Le livre de, journaliste à Rue 89 est un objet insolite et surprenant. Cette enquête d'investigation se lit comme un roman, passionnante et éclairante, toute en tension, à la fois curieuse et très sérieuse mais sans ennui.
D'un intérêt sociologique autant qu'éthologique, le livre, à la fois rigoureux et clair mais garni d'anecdotes incroyables se déguste, tel un bon roman d'aventures, accompagné, de surcroît, d'un rythme alerte, d'une écriture fluide très agréable et d'une tonalité assez légère et drôle. Bref, voilà l'assurance d'une lecture divertissante et intelligente à la fois.

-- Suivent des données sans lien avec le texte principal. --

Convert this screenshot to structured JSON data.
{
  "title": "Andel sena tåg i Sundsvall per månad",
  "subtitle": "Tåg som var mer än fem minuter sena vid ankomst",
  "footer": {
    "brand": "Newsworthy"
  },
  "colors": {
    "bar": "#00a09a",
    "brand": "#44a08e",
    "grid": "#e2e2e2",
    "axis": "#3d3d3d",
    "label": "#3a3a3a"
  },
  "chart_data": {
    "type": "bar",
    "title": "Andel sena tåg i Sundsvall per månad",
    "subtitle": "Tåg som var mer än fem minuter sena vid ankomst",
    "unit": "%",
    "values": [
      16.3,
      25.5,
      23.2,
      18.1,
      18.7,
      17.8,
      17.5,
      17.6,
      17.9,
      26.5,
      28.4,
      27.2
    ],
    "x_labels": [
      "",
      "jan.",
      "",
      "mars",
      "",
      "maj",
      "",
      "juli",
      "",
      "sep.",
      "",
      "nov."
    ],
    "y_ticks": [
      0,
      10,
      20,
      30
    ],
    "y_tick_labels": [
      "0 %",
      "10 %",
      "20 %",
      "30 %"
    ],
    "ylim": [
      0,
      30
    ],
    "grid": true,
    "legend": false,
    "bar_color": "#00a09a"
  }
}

Comme de nombreux Français, la narratrice et auteure a peur des rats et lorsqu'elle emménage dans son nouvel appartement parisien, elle trouve dans un placard, un vieux piège à rats qui réveille alors une véritable obsession pour ces animaux, occupant bientôt ses journées et ses nuits.
Même la société de dératisation qui se déplace ne suffit pas à la rassurer et attentive, depuis son immeuble, elle aperçoit des rats courir dans la rue, discerne rapidement entre ses murs des frottements, des grattements, des mouvements de bêtes qui détalent derrière les cloisons.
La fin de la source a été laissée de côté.